VII. ... um eine verletzliche Sprache Auch in den Worten stehen Christen auf Seiten der Ohnmächtigen. Nicht die Sprachgewalt ist ein Fanal, sondern geflüsterter Trost, so zart, dass ein leiser Windhauch schon ihn beinahe verbläst.

VIII. ... um eine hörende Sprache Sprechen kann aufdringlich sein. Der Schwall der Worte strömt über und begräbt Menschen. Sprache für Christen meint Worte, die erst dem Hören folgen: Kein zu frühes Reden, keine vorschnellen Antworten. Schon gar nicht auf Fragen, die niemand stellt.

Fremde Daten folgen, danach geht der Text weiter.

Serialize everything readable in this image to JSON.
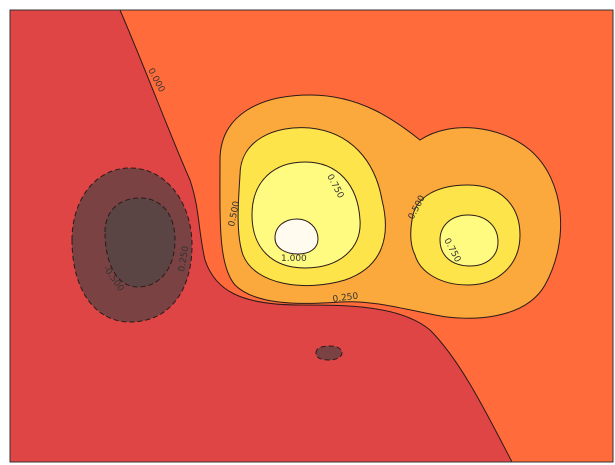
{
  "chart_data": {
    "type": "contour",
    "title": "",
    "xlabel": "",
    "ylabel": "",
    "grid": false,
    "legend": "none",
    "levels": [
      -0.5,
      -0.25,
      0.0,
      0.25,
      0.5,
      0.75,
      1.0
    ],
    "contour_labels": [
      "0.000",
      "0.250",
      "0.500",
      "0.750",
      "1.000",
      "-0.500",
      "0.250",
      "0.500",
      "0.750"
    ],
    "fill_colors": {
      "below_-0.5": "#5a4444",
      "-0.5_to_-0.25": "#7a4242",
      "-0.25_to_0.0": "#e04545",
      "0.0_to_0.25": "#ff6b3a",
      "0.25_to_0.5": "#fba83c",
      "0.5_to_0.75": "#fde44a",
      "0.75_to_1.0": "#fffa80",
      "above_1.0": "#fffbee"
    },
    "line_color": "#2a1a1a"
  }
}
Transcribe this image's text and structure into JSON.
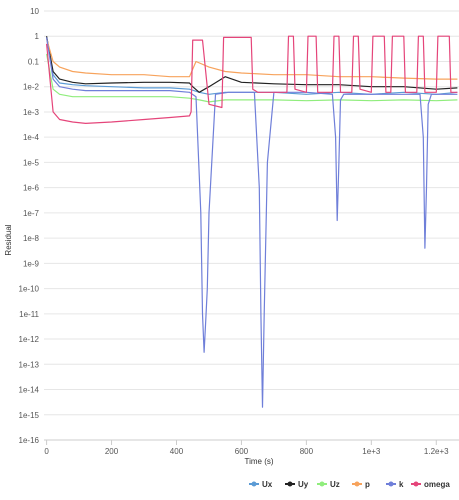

IX. ... um eine Sprache des Schweigens Die Zeit ist die Zeit der Geschwätzigkeit. Wörter - missbraucht, jeden Augenblick zu übertünchen. In der Atemlosigkeit der Tage wenigstens einen Moment entdecken - der Sprachmuße, des Innehaltens im Trubel der Welt. Solches Reden meint zu einem Gutteil das Schweigen: Wovon man nicht sprechen kann, darüber darf man nicht schwätzen.

X. ... um eine biblische Sprache Alle Sprache, von der hier die Rede ist, ist auch Sprache der Bibel: das Gleichnis von Babel, vom Einsturz des Turmes mit anschließender Sprachverwirrung - ist eine Sprechweise; aber auch Sprache von Trauer, Freude, Angst, Zorn, Liebe, Zärtlichkeit, Verlassenheit, Geborgensein ist Sprache der Bibel. Prophetische Rede und gedichtetes Wort. Gottessprache und Menschensprechen. Kriegsgestammel und hoffnungsschwangere Friedensbotschaft.

Christen sollten sprachsorgsam sein. Es ist ein mehr als guter Rat, sich dabei an die Wortmacht der biblischen Dichter zu halten.